| name | dashboards-to-decisions |
| version | 0.1.0 |
| description | Convert dashboard requests into decision specifications. The missing layer between "build me a dashboard" and "help me decide." Use when receiving dashboard requests, reviewing analytics backlogs, prioritizing data team work, or when someone asks "what dashboard do you need?" Apply this BEFORE building anything.
|
| user-invocable | false |
The Reframe
When someone asks "I need a dashboard," the first question is: "What decision will this inform?"
If they can't answer, the dashboard shouldn't exist yet. Not "never build it." Just "not yet." Get the decision clear first.
The Process
Step 1: Surface the Decision
Ask: "What decision will this dashboard help you make? Be specific — not 'understand performance' but 'decide whether to expand into the Southeast region this quarter.'"
If the requester struggles, use these prompts:
- "What would you DO differently after seeing this dashboard?"
- "If the number is high, what changes? If it's low, what changes?"
- "Who makes this decision, and when?"
If no decision emerges: the request is a monitoring need, not a decision need. Route to Layer 1 (dashboard craft) and move on.
Step 2: Map the Decision Architecture
| Element | Question | Example |
|---|
| Decision | What specifically is being decided? | "Expand to Southeast: yes/no" |
| Decision-maker | Who has authority? | "VP of Operations, with CFO sign-off" |
| Timeline | When does this decision get made? | "Q3 planning, due July 15" |
| Metrics needed | What data informs this? | "Market size, current penetration, operational capacity, P&L impact" |
| Threshold | What number triggers action? | "If projected ROI > 15% AND capacity utilization < 80%" |
| Context | What else does the decision-maker need to know? | "Previous expansion to Midwest failed at 12% ROI" |
| Failure mode | What would make the wrong decision? | "Misleading market size data (happened with Midwest)" |
Step 3: Design the Decision Spec (Not the Dashboard)
Write a decision specification that captures:
- The question (in plain language, not metric language)
- The answer format (yes/no, rank order, threshold comparison)
- The data required (specific metrics with definitions and sources)
- The context required (what the decision-maker needs to know before looking at data)
- The intent (when metrics conflict, which wins?)
- The failure mode (what would lead to a wrong decision?)
Step 4: THEN Design the Dashboard
Only after Steps 1-3 are clear, design the visualization.
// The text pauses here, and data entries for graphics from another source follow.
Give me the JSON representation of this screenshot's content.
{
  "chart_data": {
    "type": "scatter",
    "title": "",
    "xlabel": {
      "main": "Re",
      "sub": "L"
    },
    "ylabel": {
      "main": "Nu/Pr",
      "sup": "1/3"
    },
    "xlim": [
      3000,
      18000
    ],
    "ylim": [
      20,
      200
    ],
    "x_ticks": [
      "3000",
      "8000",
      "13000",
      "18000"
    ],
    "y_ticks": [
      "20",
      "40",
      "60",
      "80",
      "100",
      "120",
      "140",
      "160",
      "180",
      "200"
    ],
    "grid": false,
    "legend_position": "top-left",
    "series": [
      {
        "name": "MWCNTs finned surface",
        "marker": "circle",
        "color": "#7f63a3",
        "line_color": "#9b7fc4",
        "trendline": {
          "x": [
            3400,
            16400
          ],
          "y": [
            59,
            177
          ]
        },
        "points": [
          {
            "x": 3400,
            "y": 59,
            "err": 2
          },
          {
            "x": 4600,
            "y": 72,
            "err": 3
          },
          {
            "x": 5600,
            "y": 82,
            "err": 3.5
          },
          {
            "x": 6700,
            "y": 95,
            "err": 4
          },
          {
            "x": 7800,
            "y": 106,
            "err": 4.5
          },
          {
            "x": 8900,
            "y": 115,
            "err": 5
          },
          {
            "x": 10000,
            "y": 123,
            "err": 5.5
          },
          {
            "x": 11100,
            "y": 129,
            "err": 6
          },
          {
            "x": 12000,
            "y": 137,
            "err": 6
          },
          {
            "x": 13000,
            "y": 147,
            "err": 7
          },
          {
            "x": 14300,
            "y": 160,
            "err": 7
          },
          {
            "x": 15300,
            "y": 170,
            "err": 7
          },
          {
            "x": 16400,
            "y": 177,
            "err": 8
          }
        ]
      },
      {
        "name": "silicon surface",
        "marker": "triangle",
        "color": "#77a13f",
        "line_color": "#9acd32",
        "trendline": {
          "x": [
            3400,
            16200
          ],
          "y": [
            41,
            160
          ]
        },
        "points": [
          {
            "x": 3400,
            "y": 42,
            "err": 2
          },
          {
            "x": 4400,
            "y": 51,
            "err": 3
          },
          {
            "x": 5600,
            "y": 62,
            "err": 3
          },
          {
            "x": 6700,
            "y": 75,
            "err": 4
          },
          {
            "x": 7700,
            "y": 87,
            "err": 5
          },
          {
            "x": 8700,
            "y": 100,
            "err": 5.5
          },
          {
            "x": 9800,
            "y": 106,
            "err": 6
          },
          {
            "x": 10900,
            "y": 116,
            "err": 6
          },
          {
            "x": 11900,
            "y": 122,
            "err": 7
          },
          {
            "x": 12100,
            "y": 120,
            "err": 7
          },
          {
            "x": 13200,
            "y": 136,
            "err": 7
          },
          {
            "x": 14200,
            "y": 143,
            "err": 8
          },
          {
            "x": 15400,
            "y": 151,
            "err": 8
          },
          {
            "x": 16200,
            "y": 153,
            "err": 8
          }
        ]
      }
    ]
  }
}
Now you know:
- What metrics to show (from the data requirement)
- How to organize them (around the decision, not the data model)
- What context to include (the "how to use this" layer)
- What thresholds to highlight (the intent layer)
The Four Layers Applied
| Layer | What This Skill Adds |
|---|
| Layer 1: Dashboard Craft | The dashboard itself (this is where most teams stop) |
| Layer 2: Decision Context | The "what you need to know before looking at the data" document |
| Layer 3: Decision Intent | The thresholds and metric priorities that encode business judgment |
| Layer 4: Decision Infrastructure | The full spec that lets the decision-maker self-serve |
Cross-reference stakeholder-alignment for translating between data teams and business stakeholders.
The Monday Morning Test
Ask your team: "Name 3 decisions that changed because of something we shipped last quarter."
If they can't, you're stuck at Layer 1. This skill moves you to Layer 2+.
Output
# Decision Specification: [Decision Name]
Date: [date]
Requester: [who asked for this]
## The Decision
[Plain language question]
## Decision-Maker & Timeline
[Who decides, by when]
## Metrics Required
| Metric | Definition | Source | Current Value |
|--------|-----------|--------|---------------|
| [metric] | [precise definition] | [data source] | [if known] |
## Decision Threshold
[What number triggers which action]
## Context
[What the decision-maker needs to know before looking at data]
## Intent (When Metrics Conflict)
[Which metric wins and why]
## Failure Modes
[What would lead to a wrong decision]
## Dashboard Recommendation
[Now we can spec the visualization — layout, key charts, highlights]
From the Decision Engineering framework. Generic decision tools: decision-architecture.
Part of the Data Product Operator plugin.